El curador dominicano Príamo Lozada, figura clave del arte electrónico latinoamericano y responsable del primer pabellón de México en la Bienal de Venecia, murió a los 45 años en esa ciudad italiana durante el montaje de la exposición que él mismo había hecho posible, y su legado permanece casi invisible en la prensa de su país natal.
Lozada, nacido en República Dominicana pero radicado en México desde mediados de los noventa, se convirtió sin formación previa en artes visuales en uno de los curadores más importantes del arte electrónico en América Latina. En 1999 organizó el primer festival de video y arte electrónico de la Ciudad de México y poco después fue el principal impulsor del Laboratorio Arte Alameda, donde curó obras de creadores de la talla de Mona Hatoum, Daniel Buren y Rafael Lozano-Hemmer.
Su carrera alcanzó su punto más alto en 2007, cuando junto a la mexicana Bárbara Perea fue designado curador del primer pabellón propio de México en la Bienal de Venecia, evento que no contaba con representación mexicana desde 1950. Para ese regreso histórico, Lozada y Perea eligieron al artista Rafael Lozano-Hemmer y reunieron seis instalaciones interactivas en un palacio gótico del siglo XV, entre ellas Almacén de corazonadas, una pieza que capturaba el pulso de los visitantes y lo convertía en destellos de luz.
El curador falleció en Venecia tras una caída durante los preparativos de esa exposición, sin llegar a ver la inauguración que se celebró en su memoria.
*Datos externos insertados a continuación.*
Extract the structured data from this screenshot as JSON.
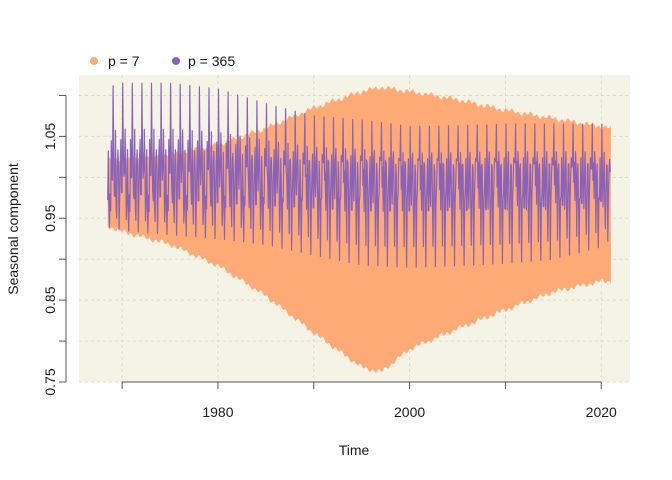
{
  "chart_data": {
    "type": "area",
    "xlabel": "Time",
    "ylabel": "Seasonal component",
    "xlim": [
      1965.5,
      2023
    ],
    "ylim": [
      0.75,
      1.125
    ],
    "x_ticks": [
      1980,
      2000,
      2020
    ],
    "x_tick_labels": [
      "1980",
      "2000",
      "2020"
    ],
    "x_grid": [
      1970,
      1980,
      1990,
      2000,
      2010,
      2020
    ],
    "y_ticks": [
      0.75,
      0.8,
      0.85,
      0.9,
      0.95,
      1.0,
      1.05,
      1.1
    ],
    "y_tick_labels": [
      "0.75",
      "",
      "0.85",
      "",
      "0.95",
      "",
      "1.05",
      ""
    ],
    "grid": true,
    "legend_position": "top-left",
    "colors": {
      "panel": "#f5f2e6",
      "grid": "#dcd9cc",
      "axis": "#555555"
    },
    "series": [
      {
        "name": "p = 7",
        "kind": "band",
        "color": "#fdaa76",
        "x": [
          1968.5,
          1970,
          1975,
          1980,
          1985,
          1990,
          1995,
          1997,
          2000,
          2005,
          2010,
          2015,
          2020,
          2021
        ],
        "upper": [
          1.021,
          1.022,
          1.028,
          1.04,
          1.06,
          1.085,
          1.105,
          1.11,
          1.105,
          1.095,
          1.082,
          1.072,
          1.062,
          1.06
        ],
        "lower": [
          0.94,
          0.934,
          0.918,
          0.892,
          0.855,
          0.81,
          0.768,
          0.762,
          0.79,
          0.815,
          0.838,
          0.86,
          0.873,
          0.873
        ]
      },
      {
        "name": "p = 365",
        "kind": "oscillation",
        "color": "#8a63b8",
        "x": [
          1968.5,
          1970,
          1975,
          1980,
          1985,
          1990,
          1995,
          2000,
          2005,
          2010,
          2015,
          2020,
          2021
        ],
        "upper": [
          1.11,
          1.115,
          1.115,
          1.108,
          1.09,
          1.075,
          1.07,
          1.062,
          1.063,
          1.065,
          1.065,
          1.065,
          1.06
        ],
        "lower": [
          0.94,
          0.935,
          0.93,
          0.925,
          0.918,
          0.905,
          0.893,
          0.89,
          0.892,
          0.895,
          0.9,
          0.915,
          0.925
        ]
      }
    ]
  }
}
República Dominicana no tendría su propio pabellón en la Bienal hasta 2019, doce años después. En la Ciudad de México funciona desde 2015 el Centro de Documentación Príamo Lozada, que reúne el archivo que donó en vida. La prensa dominicana solo lo mencionó una vez tras su muerte, en agosto de 2007, cuando la Asociación Dominicana de Críticos de Arte le otorgó un reconocimiento póstumo junto a María Ugarte y Jeannette Miller.